The Royal Prerogative

4 Nov

In the UK we live in a parliamentary democracy. We elect Members of Parliament (MPs) to represent our interests. Our best interests are not necessarily what the majority voted for. Our representatives are not our slaves. They are supposed to be the best of us, able to see further into issues than the average voter can. They must also represent the interests of all voters, even the ones who did not vote for them.

When questioned by pollsters recently a large majority declared that they do not want Britain to leave the Single Market. When presented with the option of leaving the EU and the Single Market or remaining in the EU, this same majority would wish to remain in the EU rather than have a clean break, the so-called ‘Hard Brexit’.

On the 23rd of June 2016, 52% of those who voted turned out to approve a simple binary question. Many voted to Leave because they thought it the safer option.  They were swayed or persuaded to vote in this way by the most mendacious campaign conducted in this country since Georgian times.

The European Communities Act of 1972 was passed in Parliament and enshrined some EU law in UK law. It also provides, in section 2(4), that all UK legislation, including primary legislation (Acts of Parliament) have effect “subject to” directly applicable EU law. This has been interpreted by UK courts as granting EU law primacy over domestic UK legislation.

In an interview with BBC News Theresa May promised that UK will introduce a bill to remove the European Communities Act 1972 (UK) from the statute book. In order to do this she needs to have a vote in Parliament to rescind the previous act.

The effect of triggering Article 50 of the Lisbon Treaty is irreversible. We then have a two year timespan to negotiate the legal and economic ties with the EU. These negotiations are between diplomats and civil servants, but their direction and outcome will not be affected in any way by our elected representatives.

Theresa May and the Brexit cabal within the government wished to trigger Article 50 by the use of the Royal Prerogative. That is an ancient right of kings which is rarely used.  The royal prerogative has been called “a notoriously difficult concept to define adequately”, but whether a particular type of prerogative power exists is a matter of common law to be decided by the courts as the final arbiter.
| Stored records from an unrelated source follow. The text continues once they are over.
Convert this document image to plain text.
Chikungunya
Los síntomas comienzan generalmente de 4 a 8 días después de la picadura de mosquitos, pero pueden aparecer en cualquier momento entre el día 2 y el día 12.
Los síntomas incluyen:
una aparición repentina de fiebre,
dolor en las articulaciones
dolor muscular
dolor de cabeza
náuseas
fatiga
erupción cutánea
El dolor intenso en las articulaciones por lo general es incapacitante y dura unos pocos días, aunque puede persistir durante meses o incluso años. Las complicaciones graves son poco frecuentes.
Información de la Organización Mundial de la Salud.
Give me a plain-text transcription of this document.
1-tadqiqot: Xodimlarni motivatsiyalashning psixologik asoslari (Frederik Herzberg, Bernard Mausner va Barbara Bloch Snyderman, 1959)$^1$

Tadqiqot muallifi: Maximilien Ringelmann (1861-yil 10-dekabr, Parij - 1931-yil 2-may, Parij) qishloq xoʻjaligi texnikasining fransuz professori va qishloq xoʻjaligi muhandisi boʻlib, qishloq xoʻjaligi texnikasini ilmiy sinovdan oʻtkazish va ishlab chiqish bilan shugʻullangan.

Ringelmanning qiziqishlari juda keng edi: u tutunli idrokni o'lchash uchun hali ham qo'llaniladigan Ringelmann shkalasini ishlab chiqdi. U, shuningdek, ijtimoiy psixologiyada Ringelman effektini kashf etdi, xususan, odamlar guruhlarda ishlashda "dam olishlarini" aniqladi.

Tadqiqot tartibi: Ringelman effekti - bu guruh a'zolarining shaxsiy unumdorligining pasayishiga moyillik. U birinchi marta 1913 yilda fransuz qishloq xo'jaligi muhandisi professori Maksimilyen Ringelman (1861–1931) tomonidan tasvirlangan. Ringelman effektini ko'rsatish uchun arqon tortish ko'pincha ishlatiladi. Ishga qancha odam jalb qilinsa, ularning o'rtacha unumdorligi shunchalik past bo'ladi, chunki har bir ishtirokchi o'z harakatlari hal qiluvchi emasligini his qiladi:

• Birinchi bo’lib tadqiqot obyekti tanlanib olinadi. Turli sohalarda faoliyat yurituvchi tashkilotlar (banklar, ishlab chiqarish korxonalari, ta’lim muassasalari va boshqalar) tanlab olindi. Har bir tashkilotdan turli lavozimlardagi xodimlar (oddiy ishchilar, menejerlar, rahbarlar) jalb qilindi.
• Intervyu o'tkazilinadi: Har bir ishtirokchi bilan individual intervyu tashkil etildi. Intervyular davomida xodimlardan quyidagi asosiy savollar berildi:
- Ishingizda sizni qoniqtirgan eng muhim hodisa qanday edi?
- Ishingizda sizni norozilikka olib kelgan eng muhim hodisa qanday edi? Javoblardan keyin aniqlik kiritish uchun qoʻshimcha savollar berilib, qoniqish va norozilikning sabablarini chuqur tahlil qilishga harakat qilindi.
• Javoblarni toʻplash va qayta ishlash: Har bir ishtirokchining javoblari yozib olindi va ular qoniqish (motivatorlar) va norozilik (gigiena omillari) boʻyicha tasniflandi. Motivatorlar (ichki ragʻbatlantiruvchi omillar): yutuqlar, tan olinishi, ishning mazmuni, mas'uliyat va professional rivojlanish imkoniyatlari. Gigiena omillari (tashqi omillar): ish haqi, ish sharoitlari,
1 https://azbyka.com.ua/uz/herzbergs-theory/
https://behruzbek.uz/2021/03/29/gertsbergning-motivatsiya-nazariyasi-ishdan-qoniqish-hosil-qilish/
As the courts are the final arbiter, Theresa May has no right to use the Royal Prerogative. Moreover, by triggering Article 50 without a vote in Parliament she would effectively have rescinded an Act of Parliament (the 1972 Act), without obtaining the permission of Parliament.

The judgement yesterday could not have been clearer. It is difficult to see on what grounds the government can hope to succeed in any appeal to the Supreme Court. When they fail, which they will, they could take the case to the European Court, but somehow I don’t think that will happen.

In yet another supreme example of irony, the more literate Leavers find their wishes frustrated by the very arguments they made for wishing to leave the EU. They argued very vociferously for the primacy of the UK Parliament and Law Courts. Now they have it. You won, get over it.